Hier soir, le Président de la République a renoncé à cela et, renonçant à cette option, il a naturellement apporté deux messages qui sont tous les deux inquiétants.
Le premier message, c'est que sans partenariat privilégié, avec une adhésion automatique, le Président de la République a défini l'Union européenne comme une " zone " ou une " région " où l'on pourrait faire des échanges économiques -ce serait profitable pour tout le monde- et dans laquelle on pourrait trouver la paix. Ceci ne correspond pas au projet européen que la France porte depuis longtemps, et selon nous, pas non plus au projet européen du texte de la Constitution. Le projet européen est un projet d'Europe puissance, unitaire, capable de s'exprimer d'une seule voix, aussi forte que les Etats-Unis ou la Chine à la surface de la planète ; un projet d'Europe " union politique " et décidée à exprimer ses attentes et ses exigences en tant que telles. Il n'est d'ailleurs pas étonnant qu'un très grand nombre de défenseurs de l'adhésion de la Turquie indiquent qu'ils sont pour l'adhésion de la Turquie car ce projet européen n'existe plus. C'est le cas de Michel Rocard et de bien d'autres. Au contraire, des hommes comme Giscard, Badinter ou moi, défendons l'idée d'une Europe qui soit une union politique avec son identité et sa puissance de conviction, sa capacité pour peser sur les affaires du monde. Hier soir, ce qui était absolument clair, c'est que l'on avait choisi un autre projet européen, c'est-à-dire celui d'une Europe sans cesse en extension, qui privilégie les échanges économiques et un certain nombre de questions importantes de droit. Mais plus d'union politique.

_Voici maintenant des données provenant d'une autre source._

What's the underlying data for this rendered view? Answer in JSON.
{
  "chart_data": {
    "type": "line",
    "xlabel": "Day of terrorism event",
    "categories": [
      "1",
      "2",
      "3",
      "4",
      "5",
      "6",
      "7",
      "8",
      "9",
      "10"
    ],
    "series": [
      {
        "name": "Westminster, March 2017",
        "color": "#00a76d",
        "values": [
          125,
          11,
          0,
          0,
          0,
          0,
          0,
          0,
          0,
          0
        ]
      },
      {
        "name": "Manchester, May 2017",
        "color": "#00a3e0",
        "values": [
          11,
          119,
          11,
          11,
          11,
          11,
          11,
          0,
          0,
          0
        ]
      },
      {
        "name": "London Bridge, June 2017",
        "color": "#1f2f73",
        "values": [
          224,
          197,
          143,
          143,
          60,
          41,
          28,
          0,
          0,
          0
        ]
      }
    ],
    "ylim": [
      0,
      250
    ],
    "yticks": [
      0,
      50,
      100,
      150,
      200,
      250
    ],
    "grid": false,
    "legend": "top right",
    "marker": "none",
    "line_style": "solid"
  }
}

Deuxièmement, cela donne une indication extrêmement inquiétante sur l'état de la démocratie française. Une décision qui engage un peuple et l'union politique de plusieurs peuples pour plusieurs décennies ne peut pas être à mon sens la décision solitaire d'un seul homme, fût-il Président de la République. Une décision de cette importance doit être débattue, discutée, faire l'objet de vote. Elle doit tenir compte des sentiments d'un peuple et de ses représentants. Il est sans exemple, dans aucun autre des pays du monde, qu'on interdise au Parlement de s'exprimer, lui concédant du bout des lèvres à l'Assemblée nationale un débat de deux heures et interdisant le même débat au Sénat. Je rappelle que le débat au Sénat a été fixé par le gouvernement au 20 janvier, alors que la décision doit se prendre le 17 décembre et interdisant bien évidemment tout vote indicatif sur cette question : voilà l'état de la démocratie en France.
Pour nous il n'est pas imaginable qu'un homme seul, de sa propre volonté, décide à la place d'un peuple et sans s'en expliquer devant lui autrement qu'à la télévision pendant 8 minutes. Ce n'est pas l'idée de la démocratie que nous nous faisons. Cela traduit un profond malaise. Je vous rappelle que si j'en crois les déclarations des uns et des autres, il existe une majorité très importante de parlementaires qui demandent que l'on explore l'idée d'un partenariat privilégié. J'aurais parfaitement compris que le Président de la République dise qu'il était en contradiction et qu'il s'en explique devant le pays semaine après semaine et jour après jour pour que les Français soit informés et qu'ils puissent peser dans le débat et ce n'a pas était le cas.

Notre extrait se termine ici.